T.O’B: I would like to point to some of the tentative positive political ideas that are starting to take shape around the world at the moment. The emergence of the Occupy movement globally, the Indignados, and the 5-Star Movement in Italy all in their own way are pointing to failure of our liberal representative democracies to work for their citizens. It’s starting to become more and more obvious to more and more people that the corporations and the banks control their politicians and stand in the way of the radical change that is needed. I think there is a great desire for a sustainable society where wealth and power is equitably distributed. Hopefully these movements are the sparks that will fire the neurons of those involved to come up with new theoretical works that can help us to lay the foundations of the new societies that we seek.
C.D.V.: I find the last bit interesting, if you would forgive a one last follow-up: What exactly do you see as the promise of the 5-Star movement?
T.O’B: Over the last 150 years we have seen many nationalist revolutions succeed. Some of these new governments may even have enacted fairly radical policies, like the welfare state or land reform. But over the years, as the original revolutionaries grew old and left the political stage they gradually became replaced by a managerial class of politicians, lacking the political spine of their predecessors. Countries like Ireland, for example, experienced a new wave of career politicians, of varying levels of corruption and a willingness to suck up to the capitalist class to gain power. The citizens of these countries have learned that the problem wasn’t just that they didn’t have self-determination as a colony, but that the structure of society and it’s political superstructure also plays a critical role. In the words of The Who – ‘Meet the new boss, same as the old boss’.
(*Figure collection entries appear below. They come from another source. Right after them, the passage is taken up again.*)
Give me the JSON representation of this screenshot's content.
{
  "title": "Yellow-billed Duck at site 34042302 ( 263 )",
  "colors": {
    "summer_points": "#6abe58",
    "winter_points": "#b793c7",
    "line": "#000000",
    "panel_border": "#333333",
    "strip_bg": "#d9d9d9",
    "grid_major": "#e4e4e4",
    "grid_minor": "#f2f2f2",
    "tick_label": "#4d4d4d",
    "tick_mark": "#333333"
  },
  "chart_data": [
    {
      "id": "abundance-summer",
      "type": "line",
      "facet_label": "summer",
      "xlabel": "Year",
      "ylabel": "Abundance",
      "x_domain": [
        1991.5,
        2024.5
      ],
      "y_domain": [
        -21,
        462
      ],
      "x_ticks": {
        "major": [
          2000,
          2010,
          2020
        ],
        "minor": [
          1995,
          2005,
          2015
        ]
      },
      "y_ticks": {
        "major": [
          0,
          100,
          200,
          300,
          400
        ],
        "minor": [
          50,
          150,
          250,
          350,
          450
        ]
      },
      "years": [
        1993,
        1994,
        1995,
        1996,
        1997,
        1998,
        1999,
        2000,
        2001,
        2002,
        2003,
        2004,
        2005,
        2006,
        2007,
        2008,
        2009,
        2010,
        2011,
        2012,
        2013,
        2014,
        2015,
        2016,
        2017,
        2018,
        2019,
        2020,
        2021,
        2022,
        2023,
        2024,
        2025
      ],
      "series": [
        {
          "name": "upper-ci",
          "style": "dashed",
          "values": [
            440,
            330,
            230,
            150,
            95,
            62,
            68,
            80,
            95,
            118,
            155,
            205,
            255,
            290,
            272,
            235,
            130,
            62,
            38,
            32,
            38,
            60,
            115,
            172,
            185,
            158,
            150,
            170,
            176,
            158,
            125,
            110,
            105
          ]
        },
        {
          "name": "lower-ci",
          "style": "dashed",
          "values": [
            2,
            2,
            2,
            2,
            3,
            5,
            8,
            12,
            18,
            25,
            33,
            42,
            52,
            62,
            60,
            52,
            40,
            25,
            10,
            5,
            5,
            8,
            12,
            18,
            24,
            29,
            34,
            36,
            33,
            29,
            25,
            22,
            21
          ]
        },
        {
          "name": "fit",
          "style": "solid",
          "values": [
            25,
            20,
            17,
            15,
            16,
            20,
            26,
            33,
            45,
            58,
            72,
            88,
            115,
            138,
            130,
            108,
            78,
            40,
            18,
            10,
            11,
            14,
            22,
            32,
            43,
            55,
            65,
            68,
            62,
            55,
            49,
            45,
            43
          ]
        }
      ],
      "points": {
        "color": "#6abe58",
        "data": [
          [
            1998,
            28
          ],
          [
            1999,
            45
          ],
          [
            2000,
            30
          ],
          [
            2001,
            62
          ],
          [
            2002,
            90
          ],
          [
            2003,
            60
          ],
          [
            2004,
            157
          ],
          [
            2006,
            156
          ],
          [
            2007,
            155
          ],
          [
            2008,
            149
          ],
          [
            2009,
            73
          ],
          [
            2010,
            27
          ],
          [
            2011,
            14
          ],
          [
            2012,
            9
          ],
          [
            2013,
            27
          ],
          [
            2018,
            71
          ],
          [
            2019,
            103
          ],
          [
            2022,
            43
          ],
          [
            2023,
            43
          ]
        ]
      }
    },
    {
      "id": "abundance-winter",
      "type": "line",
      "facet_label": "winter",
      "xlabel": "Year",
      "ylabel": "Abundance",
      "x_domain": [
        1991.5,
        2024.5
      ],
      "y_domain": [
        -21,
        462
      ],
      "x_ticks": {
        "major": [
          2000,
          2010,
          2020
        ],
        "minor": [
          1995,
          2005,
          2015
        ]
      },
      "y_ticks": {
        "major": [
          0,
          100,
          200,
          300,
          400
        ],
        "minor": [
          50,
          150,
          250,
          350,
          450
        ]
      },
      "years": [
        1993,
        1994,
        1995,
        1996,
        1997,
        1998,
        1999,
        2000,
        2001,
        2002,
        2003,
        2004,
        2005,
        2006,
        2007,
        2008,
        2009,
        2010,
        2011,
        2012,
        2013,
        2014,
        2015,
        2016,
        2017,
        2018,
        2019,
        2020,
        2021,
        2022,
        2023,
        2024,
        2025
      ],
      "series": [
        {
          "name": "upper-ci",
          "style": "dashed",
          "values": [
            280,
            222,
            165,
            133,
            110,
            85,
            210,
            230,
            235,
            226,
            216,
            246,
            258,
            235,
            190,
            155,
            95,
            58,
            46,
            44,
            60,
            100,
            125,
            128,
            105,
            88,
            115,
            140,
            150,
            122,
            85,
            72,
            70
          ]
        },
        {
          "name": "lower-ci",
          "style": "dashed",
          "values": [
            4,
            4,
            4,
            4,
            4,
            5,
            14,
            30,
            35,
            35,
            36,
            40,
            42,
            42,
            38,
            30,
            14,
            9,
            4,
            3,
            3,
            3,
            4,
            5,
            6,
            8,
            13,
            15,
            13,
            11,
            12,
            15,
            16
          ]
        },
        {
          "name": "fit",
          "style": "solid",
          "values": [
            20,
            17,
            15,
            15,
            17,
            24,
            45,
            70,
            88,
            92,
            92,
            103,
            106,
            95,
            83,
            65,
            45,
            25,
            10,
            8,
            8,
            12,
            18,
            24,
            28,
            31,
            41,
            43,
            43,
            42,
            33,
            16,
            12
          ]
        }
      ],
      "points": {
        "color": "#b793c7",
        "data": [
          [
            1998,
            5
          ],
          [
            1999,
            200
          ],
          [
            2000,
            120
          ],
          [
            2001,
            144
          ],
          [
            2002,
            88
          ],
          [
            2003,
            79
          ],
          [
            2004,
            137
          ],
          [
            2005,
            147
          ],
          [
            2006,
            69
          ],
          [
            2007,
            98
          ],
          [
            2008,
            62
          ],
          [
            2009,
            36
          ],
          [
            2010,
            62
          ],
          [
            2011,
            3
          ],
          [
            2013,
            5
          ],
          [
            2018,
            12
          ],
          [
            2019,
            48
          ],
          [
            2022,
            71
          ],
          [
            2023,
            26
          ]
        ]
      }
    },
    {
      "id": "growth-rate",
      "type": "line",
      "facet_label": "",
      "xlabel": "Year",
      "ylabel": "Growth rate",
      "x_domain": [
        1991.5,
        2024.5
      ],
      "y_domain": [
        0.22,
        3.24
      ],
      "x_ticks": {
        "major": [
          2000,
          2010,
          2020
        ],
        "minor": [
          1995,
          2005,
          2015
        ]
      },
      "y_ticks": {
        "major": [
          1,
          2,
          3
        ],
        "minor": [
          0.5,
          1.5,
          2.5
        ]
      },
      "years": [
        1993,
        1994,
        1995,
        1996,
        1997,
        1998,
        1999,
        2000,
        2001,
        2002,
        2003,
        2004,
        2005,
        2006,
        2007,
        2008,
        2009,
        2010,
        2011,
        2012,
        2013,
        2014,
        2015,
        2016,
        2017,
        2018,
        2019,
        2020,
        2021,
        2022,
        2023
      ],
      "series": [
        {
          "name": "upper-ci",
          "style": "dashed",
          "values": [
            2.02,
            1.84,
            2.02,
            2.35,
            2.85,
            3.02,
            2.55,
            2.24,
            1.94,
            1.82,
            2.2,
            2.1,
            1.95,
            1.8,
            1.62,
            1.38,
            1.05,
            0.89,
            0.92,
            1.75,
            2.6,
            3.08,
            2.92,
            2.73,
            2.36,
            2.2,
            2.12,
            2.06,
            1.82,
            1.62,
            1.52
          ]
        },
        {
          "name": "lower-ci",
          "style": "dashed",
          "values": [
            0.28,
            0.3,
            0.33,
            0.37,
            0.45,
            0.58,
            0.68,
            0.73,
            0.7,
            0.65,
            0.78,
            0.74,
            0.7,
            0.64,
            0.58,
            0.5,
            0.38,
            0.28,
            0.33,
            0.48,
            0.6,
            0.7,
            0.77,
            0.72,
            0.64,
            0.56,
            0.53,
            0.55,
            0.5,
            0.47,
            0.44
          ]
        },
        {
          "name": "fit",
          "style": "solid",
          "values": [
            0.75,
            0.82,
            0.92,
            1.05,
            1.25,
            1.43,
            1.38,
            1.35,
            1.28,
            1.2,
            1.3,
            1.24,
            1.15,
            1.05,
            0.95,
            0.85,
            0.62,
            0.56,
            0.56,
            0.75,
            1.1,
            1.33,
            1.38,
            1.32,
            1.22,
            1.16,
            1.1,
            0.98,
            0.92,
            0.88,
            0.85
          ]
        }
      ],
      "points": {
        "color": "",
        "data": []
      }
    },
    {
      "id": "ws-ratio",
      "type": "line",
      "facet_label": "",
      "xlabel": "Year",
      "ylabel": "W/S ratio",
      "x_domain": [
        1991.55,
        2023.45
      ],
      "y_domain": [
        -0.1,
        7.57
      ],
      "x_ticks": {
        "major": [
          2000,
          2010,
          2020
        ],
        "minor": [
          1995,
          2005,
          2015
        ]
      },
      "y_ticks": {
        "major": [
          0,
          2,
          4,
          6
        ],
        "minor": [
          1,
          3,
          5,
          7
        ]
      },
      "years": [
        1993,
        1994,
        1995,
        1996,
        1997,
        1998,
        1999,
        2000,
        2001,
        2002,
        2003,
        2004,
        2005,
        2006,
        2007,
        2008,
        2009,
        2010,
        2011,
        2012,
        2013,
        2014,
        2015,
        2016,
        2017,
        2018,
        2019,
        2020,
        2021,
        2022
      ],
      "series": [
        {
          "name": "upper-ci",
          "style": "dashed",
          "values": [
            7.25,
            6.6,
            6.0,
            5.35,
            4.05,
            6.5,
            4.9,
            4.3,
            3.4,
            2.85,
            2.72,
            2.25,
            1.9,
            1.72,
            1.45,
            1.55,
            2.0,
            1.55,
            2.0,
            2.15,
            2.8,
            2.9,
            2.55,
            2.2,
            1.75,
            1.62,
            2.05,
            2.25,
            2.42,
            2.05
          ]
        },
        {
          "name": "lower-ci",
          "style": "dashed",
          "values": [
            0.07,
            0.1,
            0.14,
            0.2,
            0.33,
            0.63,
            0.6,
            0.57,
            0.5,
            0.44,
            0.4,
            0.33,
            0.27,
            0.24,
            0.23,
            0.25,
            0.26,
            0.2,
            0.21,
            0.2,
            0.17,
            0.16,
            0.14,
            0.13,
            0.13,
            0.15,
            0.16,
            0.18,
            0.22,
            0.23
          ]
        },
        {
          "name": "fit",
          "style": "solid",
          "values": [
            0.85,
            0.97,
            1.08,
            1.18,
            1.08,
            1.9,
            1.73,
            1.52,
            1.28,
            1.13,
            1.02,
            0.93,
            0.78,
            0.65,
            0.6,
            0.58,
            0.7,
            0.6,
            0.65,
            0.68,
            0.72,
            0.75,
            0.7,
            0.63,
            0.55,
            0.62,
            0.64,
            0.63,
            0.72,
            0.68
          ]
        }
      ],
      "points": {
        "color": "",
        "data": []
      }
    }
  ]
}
The 5-Star movement, is essentially expressing what a hell of a lot of people in the capitalist west think of politicians – they are a bunch of lying, power hungry, money grabbing, turn-coats. And they are sick to death of it. This is a real blast against the political superstructure, if not, perhaps, the base-structure of production. I see in this the germs of a possibly revolutionary change in how we govern ourselves. Noam Chomsky always talks of how power is terrified of real true direct democracy, because those in power can’t let people actually vote as they wish. Even redneck republican voters in the US. when polled on individual issues are basically social democratic in nature. I don’t think that the 5-Star movement is perfect in its structure, or that I agree with it’s policies – I don’t know enough about it to have a definitive opinion, but I think it does shows us exactly where the political pulse is right now – decentralized structures of power devoid of politicians and their games. It seems to be a return to the libertarian socialist tendencies of the past. It is also a rejection, I believe, of the old vanguard party model of the radical left parties, and left-theorists out there should be taking note.